There are so many beautiful mysteries about life, and even more about what happens after. I decided a long time ago, after a four-year-old student of mine who had never walked, spoken, or eaten real food died, that this world cannot be the end. I think about what comes next all of the time. While it’s entirely conjecture, I know in my heart that it must be better. Leaving this earth suddenly or “too soon” must somehow be a gift, even as it causes such deep grief in the hearts of those we leave behind.
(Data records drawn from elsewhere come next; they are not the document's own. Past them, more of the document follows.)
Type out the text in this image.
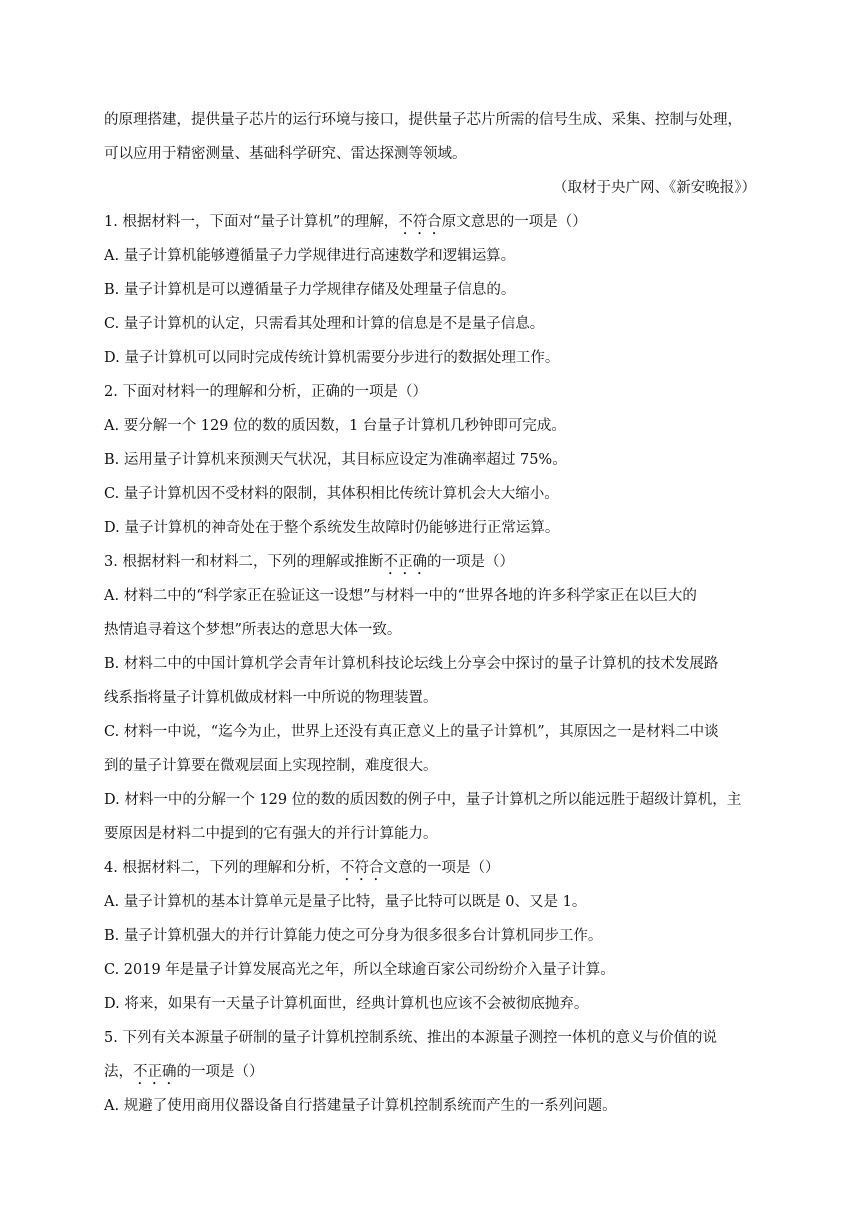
的原理搭建，提供量子芯片的运行环境与接口，提供量子芯片所需的信号生成、采集、控制与处理，
可以应用于精密测量、基础科学研究、雷达探测等领域。
（取材于央广网、《新安晚报》）
1. 根据材料一，下面对“量子计算机”的理解，不符合原文意思的一项是（）
A. 量子计算机能够遵循量子力学规律进行高速数学和逻辑运算。
B. 量子计算机是可以遵循量子力学规律存储及处理量子信息的。
C. 量子计算机的认定，只需看其处理和计算的信息是不是量子信息。
D. 量子计算机可以同时完成传统计算机需要分步进行的数据处理工作。
2. 下面对材料一的理解和分析，正确的一项是（）
A. 要分解一个 129 位的数的质因数，1 台量子计算机几秒钟即可完成。
B. 运用量子计算机来预测天气状况，其目标应设定为准确率超过 75%。
C. 量子计算机因不受材料的限制，其体积相比传统计算机会大大缩小。
D. 量子计算机的神奇处在于整个系统发生故障时仍能够进行正常运算。
3. 根据材料一和材料二，下列的理解或推断不正确的一项是（）
A. 材料二中的“科学家正在验证这一设想”与材料一中的“世界各地的许多科学家正在以巨大的
热情追寻着这个梦想”所表达的意思大体一致。
B. 材料二中的中国计算机学会青年计算机科技论坛线上分享会中探讨的量子计算机的技术发展路
线系指将量子计算机做成材料一中所说的物理装置。
C. 材料一中说，“迄今为止，世界上还没有真正意义上的量子计算机”，其原因之一是材料二中谈
到的量子计算要在微观层面上实现控制，难度很大。
D. 材料一中的分解一个 129 位的数的质因数的例子中，量子计算机之所以能远胜于超级计算机，主
要原因是材料二中提到的它有强大的并行计算能力。
4. 根据材料二，下列的理解和分析，不符合文意的一项是（）
A. 量子计算机的基本计算单元是量子比特，量子比特可以既是 0、又是 1。
B. 量子计算机强大的并行计算能力使之可分身为很多很多台计算机同步工作。
C. 2019 年是量子计算发展高光之年，所以全球逾百家公司纷纷介入量子计算。
D. 将来，如果有一天量子计算机面世，经典计算机也应该不会被彻底抛弃。
5. 下列有关本源量子研制的量子计算机控制系统、推出的本源量子测控一体机的意义与价值的说
法，不正确的一项是（）
A. 规避了使用商用仪器设备自行搭建量子计算机控制系统而产生的一系列问题。
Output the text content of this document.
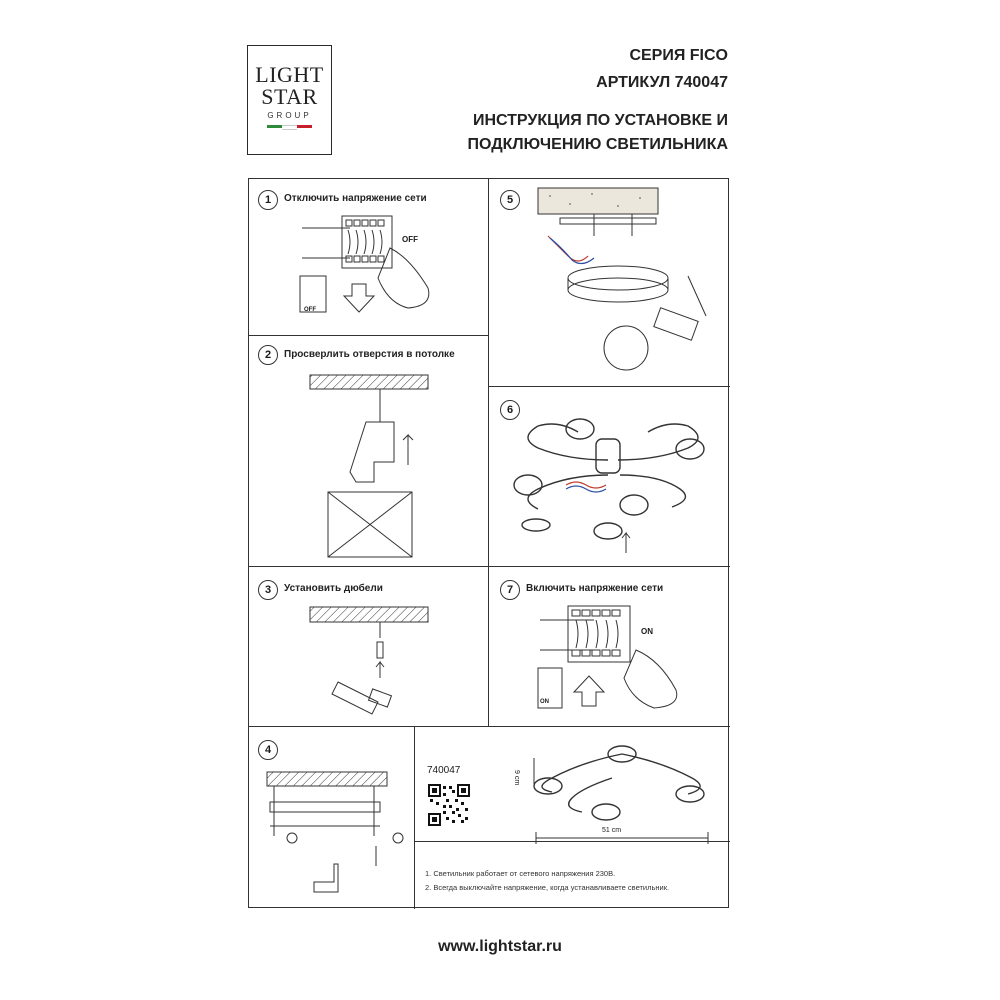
LIGHT
STAR
GROUP
СЕРИЯ FICO
АРТИКУЛ 740047
ИНСТРУКЦИЯ ПО УСТАНОВКЕ И
ПОДКЛЮЧЕНИЮ СВЕТИЛЬНИКА
1	Отключить напряжение сети
OFF
OFF
2	Просверлить отверстия в потолке
3	Установить дюбели
4
740047
5
6
7	Включить напряжение сети
ON
ON
9 cm
51 cm
1. Светильник работает от сетевого напряжения 230В.
2. Всегда выключайте напряжение, когда устанавливаете светильник.
www.lightstar.ru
As they move on to something greater than we can imagine, let us emulate what we love most about those we miss, becoming their last, best gift to this life.
For those of us whose lives continue on, here is a poem that was read at the service that moved me deeply and spoke to my hopes for my family and friends after my own parting:
When I Must Leave You
by Helen Steiner Rice
When I must leave you for a little while
please do not grieve and shed wild tears and hug your sorrows to you through the years.
But start out bravely with a gallant smile
and for my sake and in my name live on and do all things the same.
Feed not your loneliness on empty days
but fill each waking hour in useful ways.
Reach out your hand and comfort and in cheer
and I in return will comfort you and hold you near.
And never, never be afraid to die
for I am waiting for you in the sky.